Não podemos viver de “portas fechadas” para estas realidades como diz o papa. O nosso olhar, as nossas atenções têm que ser uma “porta aberta” de consolação, de ajuda e de paz.

“Viver em saída”, como nos é pedido constantemente pelo Papa Francisco, significa tornar-se, como Jesus, uma “porta aberta”. É triste e dói ver portas fechadas (…), as portas fechadas da nossa indiferença em relação a quem está no sofrimento e na pobreza, as portas fechadas a quem é estrangeiro, diferente, migrante, pobre”… Sejamos “abertos” e inclusivos uns com os outros, para ajudar o mundo a crescer na fraternidade, caminho da paz.

          Em todos os lugares, bairros sociais, centros da cidade, lugares de luxo e casas apalaçadas há sofrimento, solidão, pessoas descartáveis, sem calor humano, carinho e afeto.

          Aí estão as periferias do mundo e “os preferidos de Deus”. Aí está Jesus abandonado. Aí tem que estar o nosso olhar atento e fraterno. Aí tem que estar a nossa tenda de Encontro com Deus…


ORAÇÃO POR QUEM SOFRE…

Jesus

Amigo de pobres e pecadores tão pertinho da minha porta e às vezes tão longe do meu coração, do meu olhar e da minha ajuda…

Ilumina os meus olhos, aquece o meu coração, abre as minhas mãos, para que vá em teu socorro, que estás nos que sofrem, nos invisíveis, nos que vegetam nas sargetas da vida…

Dá-me a graça de descobrir a grandeza dos indefesos procurando, como Maria, dar-me conta de que Tu exaltas os humildes…

 Meu Deus

O meu peito aperta sempre que vejo alguém sofrer e, hoje quero apresentar todos os que estão em alguma situação de sofrimento:

*O Sofrimento dos que se sentem sozinhos e abandonados e em solidão e se refugiam no álcool, nas drogas, nos vícios e no vazio.

*O sofrimento dos que não encontram sentido para viver e desistem de lutar pelos sonhos, pelos objetivos, pela vida.

* O sofrimento dos que não têm uma habitação condigna ou um trabalho dignamente remunerado para fazer face ao sustento dos seus.

* O sofrimento dos que são acometidos por doenças físicas ou psíquicas e desesperam perante a sentença de “incurável”

* O Sofrimento dos que sentem que não fazem falta, que pensam que estão “a mais” num mundo que parece indiferente ao sofrimento humano.

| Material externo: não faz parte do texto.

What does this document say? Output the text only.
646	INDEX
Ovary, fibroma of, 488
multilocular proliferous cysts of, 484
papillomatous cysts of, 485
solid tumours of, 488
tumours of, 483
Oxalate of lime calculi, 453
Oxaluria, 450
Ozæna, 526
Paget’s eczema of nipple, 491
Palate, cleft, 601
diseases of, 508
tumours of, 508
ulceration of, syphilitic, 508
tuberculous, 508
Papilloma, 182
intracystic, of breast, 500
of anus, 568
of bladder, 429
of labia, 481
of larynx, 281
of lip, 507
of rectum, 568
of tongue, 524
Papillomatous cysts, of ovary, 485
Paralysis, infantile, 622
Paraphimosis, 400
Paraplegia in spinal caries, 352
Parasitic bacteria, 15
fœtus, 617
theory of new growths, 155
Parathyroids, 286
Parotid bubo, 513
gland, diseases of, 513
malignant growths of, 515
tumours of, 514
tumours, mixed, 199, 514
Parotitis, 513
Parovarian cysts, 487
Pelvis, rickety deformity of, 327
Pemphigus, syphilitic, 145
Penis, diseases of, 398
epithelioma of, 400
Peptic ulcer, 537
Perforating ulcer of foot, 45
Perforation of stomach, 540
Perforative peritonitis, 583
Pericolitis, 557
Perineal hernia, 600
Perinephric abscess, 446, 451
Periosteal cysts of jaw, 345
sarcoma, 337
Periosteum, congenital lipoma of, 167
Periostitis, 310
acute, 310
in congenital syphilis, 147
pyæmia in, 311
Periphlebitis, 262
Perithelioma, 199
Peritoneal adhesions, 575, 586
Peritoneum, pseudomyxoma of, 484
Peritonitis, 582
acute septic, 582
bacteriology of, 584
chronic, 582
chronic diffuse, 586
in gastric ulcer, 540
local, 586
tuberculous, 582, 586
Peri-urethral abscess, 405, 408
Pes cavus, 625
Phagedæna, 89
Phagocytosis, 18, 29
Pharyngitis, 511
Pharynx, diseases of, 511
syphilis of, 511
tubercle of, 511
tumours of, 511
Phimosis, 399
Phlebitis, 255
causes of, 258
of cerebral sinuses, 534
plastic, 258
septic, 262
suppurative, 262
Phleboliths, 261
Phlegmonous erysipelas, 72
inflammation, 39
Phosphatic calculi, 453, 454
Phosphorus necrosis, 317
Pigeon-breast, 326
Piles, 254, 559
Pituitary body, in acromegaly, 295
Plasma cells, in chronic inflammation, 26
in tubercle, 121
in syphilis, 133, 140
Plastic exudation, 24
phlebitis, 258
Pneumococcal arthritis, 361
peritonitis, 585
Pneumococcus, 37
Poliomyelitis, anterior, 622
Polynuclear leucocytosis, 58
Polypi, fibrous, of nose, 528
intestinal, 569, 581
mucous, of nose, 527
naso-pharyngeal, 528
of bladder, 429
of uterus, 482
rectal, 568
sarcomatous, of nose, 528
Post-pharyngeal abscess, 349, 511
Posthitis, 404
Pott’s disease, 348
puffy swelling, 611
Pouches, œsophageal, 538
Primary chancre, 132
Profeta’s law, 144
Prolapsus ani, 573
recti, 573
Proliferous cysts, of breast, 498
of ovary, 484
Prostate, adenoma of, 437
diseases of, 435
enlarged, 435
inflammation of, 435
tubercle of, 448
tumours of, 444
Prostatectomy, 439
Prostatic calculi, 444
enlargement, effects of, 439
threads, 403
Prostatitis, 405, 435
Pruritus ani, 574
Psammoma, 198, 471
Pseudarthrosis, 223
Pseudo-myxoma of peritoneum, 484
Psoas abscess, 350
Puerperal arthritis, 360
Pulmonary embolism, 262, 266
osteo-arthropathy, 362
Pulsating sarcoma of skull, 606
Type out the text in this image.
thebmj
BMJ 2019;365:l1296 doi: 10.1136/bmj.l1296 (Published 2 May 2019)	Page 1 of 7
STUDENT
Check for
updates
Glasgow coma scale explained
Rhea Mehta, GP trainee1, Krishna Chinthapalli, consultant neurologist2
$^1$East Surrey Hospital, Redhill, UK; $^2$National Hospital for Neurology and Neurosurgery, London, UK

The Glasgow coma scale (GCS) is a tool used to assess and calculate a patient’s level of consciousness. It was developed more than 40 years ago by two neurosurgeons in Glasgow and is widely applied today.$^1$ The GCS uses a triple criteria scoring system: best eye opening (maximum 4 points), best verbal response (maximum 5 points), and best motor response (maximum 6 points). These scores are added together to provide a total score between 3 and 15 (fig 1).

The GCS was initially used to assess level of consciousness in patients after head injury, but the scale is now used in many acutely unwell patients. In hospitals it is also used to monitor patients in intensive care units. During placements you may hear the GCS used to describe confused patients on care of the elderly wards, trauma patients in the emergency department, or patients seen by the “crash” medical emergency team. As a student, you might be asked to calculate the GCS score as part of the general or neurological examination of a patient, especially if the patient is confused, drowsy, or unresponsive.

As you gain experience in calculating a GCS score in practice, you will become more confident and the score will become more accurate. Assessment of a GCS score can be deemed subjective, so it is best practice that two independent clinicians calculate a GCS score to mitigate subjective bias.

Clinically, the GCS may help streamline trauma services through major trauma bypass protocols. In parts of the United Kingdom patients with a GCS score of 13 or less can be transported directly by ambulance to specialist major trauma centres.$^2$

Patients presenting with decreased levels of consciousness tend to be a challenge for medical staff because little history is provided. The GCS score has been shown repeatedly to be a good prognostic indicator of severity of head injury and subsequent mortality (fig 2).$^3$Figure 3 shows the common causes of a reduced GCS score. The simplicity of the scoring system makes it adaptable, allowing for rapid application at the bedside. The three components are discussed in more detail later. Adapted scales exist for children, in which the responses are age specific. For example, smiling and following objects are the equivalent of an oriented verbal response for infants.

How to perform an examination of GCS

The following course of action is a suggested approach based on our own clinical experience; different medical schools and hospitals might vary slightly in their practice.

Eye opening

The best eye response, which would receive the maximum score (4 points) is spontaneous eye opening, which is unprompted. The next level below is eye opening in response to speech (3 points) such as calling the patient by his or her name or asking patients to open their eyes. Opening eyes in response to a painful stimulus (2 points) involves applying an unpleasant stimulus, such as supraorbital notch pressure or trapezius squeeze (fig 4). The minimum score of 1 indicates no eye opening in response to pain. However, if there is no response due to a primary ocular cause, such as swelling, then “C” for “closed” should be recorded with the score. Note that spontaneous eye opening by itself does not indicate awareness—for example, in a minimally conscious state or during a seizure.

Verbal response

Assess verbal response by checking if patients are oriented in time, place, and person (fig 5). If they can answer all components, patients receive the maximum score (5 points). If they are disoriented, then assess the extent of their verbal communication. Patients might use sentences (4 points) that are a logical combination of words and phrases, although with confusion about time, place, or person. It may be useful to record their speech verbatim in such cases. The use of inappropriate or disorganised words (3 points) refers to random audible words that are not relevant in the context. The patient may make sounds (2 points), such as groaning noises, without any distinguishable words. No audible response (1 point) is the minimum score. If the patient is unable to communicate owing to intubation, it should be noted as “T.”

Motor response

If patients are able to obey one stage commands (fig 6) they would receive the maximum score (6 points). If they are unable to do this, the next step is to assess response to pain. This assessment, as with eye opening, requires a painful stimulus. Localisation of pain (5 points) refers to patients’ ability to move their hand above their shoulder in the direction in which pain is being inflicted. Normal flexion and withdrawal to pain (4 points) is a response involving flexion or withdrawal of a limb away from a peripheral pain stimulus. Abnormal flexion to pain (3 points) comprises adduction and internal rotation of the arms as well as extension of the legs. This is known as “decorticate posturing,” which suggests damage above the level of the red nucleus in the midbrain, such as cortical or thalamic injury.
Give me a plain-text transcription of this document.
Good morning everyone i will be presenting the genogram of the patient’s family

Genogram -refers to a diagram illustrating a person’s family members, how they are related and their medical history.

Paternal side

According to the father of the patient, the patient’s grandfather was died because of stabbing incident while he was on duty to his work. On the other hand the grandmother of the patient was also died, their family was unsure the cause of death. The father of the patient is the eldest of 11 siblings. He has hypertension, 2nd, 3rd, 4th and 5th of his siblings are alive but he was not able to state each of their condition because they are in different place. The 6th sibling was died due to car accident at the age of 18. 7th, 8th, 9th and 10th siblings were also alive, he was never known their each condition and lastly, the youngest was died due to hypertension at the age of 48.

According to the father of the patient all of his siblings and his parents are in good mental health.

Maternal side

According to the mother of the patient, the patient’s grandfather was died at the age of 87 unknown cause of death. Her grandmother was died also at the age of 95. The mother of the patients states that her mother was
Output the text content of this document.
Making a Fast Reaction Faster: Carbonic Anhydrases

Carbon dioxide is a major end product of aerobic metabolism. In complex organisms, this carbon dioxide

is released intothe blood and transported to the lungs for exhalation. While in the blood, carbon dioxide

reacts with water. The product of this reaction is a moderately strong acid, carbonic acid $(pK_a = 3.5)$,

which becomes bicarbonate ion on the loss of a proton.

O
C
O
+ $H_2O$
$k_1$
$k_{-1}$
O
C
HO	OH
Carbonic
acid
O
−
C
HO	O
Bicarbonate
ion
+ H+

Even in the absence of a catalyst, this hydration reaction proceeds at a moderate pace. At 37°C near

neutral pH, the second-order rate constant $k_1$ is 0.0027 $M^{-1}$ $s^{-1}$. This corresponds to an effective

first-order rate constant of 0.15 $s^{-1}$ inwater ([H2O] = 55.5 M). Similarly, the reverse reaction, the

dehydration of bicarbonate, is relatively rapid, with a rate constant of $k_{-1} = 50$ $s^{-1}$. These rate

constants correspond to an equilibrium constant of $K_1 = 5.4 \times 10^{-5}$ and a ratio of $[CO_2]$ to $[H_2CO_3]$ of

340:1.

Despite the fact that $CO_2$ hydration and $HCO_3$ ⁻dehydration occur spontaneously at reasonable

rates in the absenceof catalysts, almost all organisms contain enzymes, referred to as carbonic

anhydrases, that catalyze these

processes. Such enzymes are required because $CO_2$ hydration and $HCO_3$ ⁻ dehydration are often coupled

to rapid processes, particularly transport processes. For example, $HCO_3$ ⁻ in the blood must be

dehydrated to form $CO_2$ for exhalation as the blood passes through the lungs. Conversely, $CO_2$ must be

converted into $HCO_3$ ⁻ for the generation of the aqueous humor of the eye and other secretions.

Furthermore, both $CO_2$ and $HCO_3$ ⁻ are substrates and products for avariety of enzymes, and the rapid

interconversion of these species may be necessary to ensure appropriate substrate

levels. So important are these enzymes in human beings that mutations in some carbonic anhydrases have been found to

Senhor, rico em Misericórdia e proximidade, hoje quero pedir-Te, que me ensines a aproximar-me, com ternura e amor, dos que sofrem o desemprego, a falta do básico para viver, a desarmonia dos seus lares, a privação da liberdade, a dureza da imigração, a identidade de refugiados, a tristeza profunda da perda dos entes queridos, a angústia da exclusão social e o medo, e dos que têm estampado no rosto o sofrimento de um futuro incerto e de um caminho sem orientação e luz.

Sei que tudo isso, é possível de ser superado, se nos revestirmos de compaixão e fraternidade, se dermos as mãos e caminharmos juntos na Esperança.

Por isso te rezo:

Toma nos teus braços de Pai, os sofrimentos de todos os teus filhos e filhas. 

E dá-nos um coração generoso, para não sermos indiferentes ao sofrimento humano, sairmos da nossa zona de conforto, e levarmos o Teu bálsamo e a Tua presença junto de quem experimenta algum tipo de sofrimento.  

Que os nossos gestos, atenções e atitudes ajudem a todos os que sofrem a sentirem-se muito amados por Ti. Ámem.